At least 70 people were killed in a string of barrel bomb attacks Saturday on the Syrian city of Aleppo, according to the London-based Syrian Observatory for Human Rights and the opposition-run Aleppo Media Center.

Human rights groups say the Syrian government has used barrel bombs — oil drums filled with explosives and shrapnel — in areas with civilian populations, killing thousands.

President Bashar al-Assad has steadfastly denied that his government has used barrel bombs.

CNN cannot independently confirm the reports by the observatory and Aleppo Media Center.

According to those opposition groups, the deadliest of Saturday’s strikes killed 59 people — many of them civilians — in a busy market area in al-Bab, a northeastern city under the control of ISIS.

Another attack on a rebel-held quarter of Aleppo left 12 people dead, including three children and eight women, according to the Syrian observatory.

Activists posted video of a third attack that showed rescue workers and civilians in the northern neighborhood of Fardos scrambling to pull bloodied children out of pancaked buildings.

At least 20 people were killed in the attack and tens of others wounded, according to the Aleppo Media Center.

U.N. special envoy for Syria Staffan de Mistura condemned the reported attacks.

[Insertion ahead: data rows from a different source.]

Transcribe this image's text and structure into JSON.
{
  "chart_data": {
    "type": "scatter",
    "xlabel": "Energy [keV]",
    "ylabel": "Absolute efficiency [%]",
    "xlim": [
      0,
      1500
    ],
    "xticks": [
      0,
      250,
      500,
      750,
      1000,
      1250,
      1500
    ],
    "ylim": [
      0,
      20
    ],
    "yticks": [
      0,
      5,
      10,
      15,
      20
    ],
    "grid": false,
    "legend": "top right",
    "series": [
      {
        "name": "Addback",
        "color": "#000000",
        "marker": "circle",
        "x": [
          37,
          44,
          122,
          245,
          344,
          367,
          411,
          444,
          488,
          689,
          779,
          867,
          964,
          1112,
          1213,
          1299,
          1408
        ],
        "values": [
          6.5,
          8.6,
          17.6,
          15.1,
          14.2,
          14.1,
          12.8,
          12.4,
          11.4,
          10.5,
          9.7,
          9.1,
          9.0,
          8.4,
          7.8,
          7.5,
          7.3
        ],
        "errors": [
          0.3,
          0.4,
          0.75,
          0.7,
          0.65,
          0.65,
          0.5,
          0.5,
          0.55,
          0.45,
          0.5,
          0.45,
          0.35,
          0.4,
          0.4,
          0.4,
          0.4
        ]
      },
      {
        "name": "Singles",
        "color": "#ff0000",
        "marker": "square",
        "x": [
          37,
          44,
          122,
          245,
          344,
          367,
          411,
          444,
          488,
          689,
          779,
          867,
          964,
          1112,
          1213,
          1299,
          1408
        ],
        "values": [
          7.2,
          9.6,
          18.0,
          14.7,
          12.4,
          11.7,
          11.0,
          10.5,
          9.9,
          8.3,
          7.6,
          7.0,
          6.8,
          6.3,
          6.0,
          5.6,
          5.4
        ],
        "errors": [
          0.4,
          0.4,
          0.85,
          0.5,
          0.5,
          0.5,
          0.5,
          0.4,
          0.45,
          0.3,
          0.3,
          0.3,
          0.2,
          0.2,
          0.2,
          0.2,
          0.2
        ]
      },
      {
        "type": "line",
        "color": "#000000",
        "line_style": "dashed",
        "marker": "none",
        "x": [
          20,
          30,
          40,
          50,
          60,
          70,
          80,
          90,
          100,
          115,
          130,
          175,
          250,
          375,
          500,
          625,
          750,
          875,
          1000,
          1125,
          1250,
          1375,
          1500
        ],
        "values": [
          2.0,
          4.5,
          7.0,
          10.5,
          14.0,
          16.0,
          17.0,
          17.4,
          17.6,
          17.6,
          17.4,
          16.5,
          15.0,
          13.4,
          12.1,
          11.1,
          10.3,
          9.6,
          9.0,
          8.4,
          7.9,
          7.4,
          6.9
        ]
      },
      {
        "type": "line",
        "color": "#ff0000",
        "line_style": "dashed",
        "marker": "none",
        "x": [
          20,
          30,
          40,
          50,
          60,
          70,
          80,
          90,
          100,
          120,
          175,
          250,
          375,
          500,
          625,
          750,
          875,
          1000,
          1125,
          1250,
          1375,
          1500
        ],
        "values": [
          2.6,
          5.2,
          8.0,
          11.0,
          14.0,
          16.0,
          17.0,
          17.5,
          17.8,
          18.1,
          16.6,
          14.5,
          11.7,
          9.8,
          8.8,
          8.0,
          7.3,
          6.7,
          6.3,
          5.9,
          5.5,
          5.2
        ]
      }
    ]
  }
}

“The use of barrel bombs must stop,” Mistura said in a statement. “All evidence shows that the overwhelming majority of the civilian victims in the Syrian conflict have been caused by the use of such indiscriminate aerial weapons.”

Earlier this month, rights group Amnesty International alleged in a report that Syrian government forces had killed and wounded civilians by dropping barrel bombs on schools, hospitals, mosques and crowded markets in Aleppo.

Attacks using barrel bombs killed more than 3,000 civilians in Aleppo governorate last year, the report said, and have helped create a climate of fear.

Also Saturday, farther north in Aleppo’s Hasakah province, ISIS launched an offensive against Syrian troops that left around 50 soldiers and 10 jihadis dead, according to the Syrian observatory.

Extremists detonated two booby-trapped cars at Syrian army positions. Control of the northeastern city is split between government forces and Kurdish militia.